Summary

This digital photograph depicts family members Nichola, Ryan, Olivia and Dallas Benjamin playing in their front yard during the State of Victoria's first COVID-19 lockdowns and associated 'stay at home' restrictions. Olivia, aged 6, and Dallas, aged 2, are pictured balancing on an outdoor play gym. Also pictured are the family's Australian Shepherd dogs Harley and Pixel.

When interviewed in June 2020, mother Nichola Benjamin reflected that parenting during lockdown had some significant challenges, but also some silver linings: 'We have been spending more time together as a family connecting with each other. Lots of arts and crafts! We made gingerbread cookies! We drew rainbows in chalk on the footpath. I got three different round canvases and we slowly added acrylic paint to them, one colour at a time. And we have spent a lot of time running around outside in our garden, and playing on the trampoline and play equipment. Despite things being really tough, we have a lot to be grateful for - we have our health and we have our family. We are blessed.'

With many family members living overseas, in different countries across the world, the children also took up letter writing, and posted drawings and handwritten letters to their loved ones. 'I was actually booked to take the kids to visit my mother in Hong Kong, reflected Nichola in June 2020, 'but due to COVID-19 that was cancelled and who knows when we will next be able to see her. So we have taken up the art of letter writing. We have also used Facebook messenger a lot!'

Nichola was working in the childcare industry when the COVID-19 lockdowns began in March 2020. 'The childcare industry has been an interesting one to work for during this period', she reflected in June 2020: 'The centre that I work for is amazing, but small and not run by a major organisation. So it means that as staff we have had to band together.' Despite the challenges that childcare centres across Victoria were going through at this time as lockdown restrictions impacted on childcare provisions and services, Nichola was grateful for her colleagues and teammates, who all worked together to support one another.

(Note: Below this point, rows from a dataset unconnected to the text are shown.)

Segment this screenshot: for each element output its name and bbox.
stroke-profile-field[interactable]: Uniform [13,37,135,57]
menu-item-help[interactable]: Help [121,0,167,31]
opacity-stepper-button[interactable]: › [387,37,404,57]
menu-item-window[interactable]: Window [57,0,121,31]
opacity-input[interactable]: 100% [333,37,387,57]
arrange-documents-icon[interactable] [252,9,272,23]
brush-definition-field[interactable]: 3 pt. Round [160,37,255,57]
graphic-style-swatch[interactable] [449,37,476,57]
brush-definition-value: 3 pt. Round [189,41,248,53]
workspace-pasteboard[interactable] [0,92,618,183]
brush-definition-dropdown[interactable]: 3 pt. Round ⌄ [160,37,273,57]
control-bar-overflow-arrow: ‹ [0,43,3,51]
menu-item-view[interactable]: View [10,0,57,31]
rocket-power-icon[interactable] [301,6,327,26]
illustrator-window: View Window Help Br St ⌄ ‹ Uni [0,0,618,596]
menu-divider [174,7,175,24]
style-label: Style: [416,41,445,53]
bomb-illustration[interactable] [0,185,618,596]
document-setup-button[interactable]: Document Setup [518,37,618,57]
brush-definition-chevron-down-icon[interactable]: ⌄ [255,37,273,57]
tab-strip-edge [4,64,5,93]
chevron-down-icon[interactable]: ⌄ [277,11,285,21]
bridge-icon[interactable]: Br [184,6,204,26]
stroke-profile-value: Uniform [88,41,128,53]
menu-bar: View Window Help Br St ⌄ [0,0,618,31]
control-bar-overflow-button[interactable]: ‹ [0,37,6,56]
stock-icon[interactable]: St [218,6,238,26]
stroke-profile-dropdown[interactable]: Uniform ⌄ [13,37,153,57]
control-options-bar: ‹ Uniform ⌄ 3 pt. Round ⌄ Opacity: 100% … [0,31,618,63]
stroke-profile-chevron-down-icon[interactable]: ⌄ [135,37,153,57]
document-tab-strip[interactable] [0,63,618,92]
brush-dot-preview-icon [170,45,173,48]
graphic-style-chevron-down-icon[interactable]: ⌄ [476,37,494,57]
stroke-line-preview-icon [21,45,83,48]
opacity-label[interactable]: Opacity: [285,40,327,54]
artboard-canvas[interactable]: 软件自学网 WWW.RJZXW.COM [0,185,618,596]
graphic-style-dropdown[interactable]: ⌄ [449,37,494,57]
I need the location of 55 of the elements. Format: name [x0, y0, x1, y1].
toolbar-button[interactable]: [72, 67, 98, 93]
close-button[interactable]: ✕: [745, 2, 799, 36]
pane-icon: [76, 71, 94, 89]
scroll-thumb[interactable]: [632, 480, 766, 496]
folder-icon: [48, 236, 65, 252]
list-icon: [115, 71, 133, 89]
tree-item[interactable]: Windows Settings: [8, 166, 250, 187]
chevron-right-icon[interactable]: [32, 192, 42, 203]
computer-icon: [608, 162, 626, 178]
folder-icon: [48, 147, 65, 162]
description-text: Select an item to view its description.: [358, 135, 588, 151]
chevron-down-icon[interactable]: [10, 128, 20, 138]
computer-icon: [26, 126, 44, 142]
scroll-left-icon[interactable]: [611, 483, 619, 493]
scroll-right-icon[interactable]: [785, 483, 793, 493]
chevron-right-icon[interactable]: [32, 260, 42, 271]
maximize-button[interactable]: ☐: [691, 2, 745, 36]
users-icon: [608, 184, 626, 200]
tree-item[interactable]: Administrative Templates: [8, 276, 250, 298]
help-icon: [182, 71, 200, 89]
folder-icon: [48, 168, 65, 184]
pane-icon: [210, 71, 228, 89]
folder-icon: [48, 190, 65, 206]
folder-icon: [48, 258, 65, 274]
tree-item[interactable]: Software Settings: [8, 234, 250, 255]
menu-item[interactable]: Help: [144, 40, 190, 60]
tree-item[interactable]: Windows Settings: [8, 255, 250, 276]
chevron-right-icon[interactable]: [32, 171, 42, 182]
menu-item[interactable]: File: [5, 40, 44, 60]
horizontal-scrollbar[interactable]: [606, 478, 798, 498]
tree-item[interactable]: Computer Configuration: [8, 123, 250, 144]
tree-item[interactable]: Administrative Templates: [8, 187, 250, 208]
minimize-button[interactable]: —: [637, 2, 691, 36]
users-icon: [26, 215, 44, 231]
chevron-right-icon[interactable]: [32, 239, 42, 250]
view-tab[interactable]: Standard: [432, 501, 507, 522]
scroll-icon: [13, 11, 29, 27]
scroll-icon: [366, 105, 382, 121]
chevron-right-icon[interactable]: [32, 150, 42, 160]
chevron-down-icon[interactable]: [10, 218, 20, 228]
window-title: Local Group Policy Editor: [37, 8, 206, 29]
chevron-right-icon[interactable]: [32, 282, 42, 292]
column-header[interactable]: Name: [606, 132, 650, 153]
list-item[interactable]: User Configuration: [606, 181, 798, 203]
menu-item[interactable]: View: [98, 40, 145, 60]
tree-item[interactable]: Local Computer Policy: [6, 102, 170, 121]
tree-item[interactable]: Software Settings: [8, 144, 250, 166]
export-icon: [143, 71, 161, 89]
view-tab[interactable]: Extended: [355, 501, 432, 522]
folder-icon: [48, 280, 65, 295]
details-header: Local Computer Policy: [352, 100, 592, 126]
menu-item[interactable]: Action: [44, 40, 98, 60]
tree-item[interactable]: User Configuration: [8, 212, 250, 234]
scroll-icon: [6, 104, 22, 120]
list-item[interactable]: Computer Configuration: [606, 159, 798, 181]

This photograph was taken by Melbourne-based photographer Julie Ewing as part of her 'Across the Fence' photographic series. This series documents life in Melbourne's Darebin region during the first COVID-19 lockdowns that began in Victoria on 14 March 2020. Julie photographed 120 households and 60 businesses during March to May 2020, and this digital photograph is one of 24 images that were acquired into Museum Victoria's Collecting the Curve Collection. These photographs provide a lasting reminder of how neighbourhoods and households in Melbourne were impacted by the COVID-19 global pandemic, as well as the unique ways through which individuals and communities adapted their lives and found new routines, traditions and ways of supporting one another.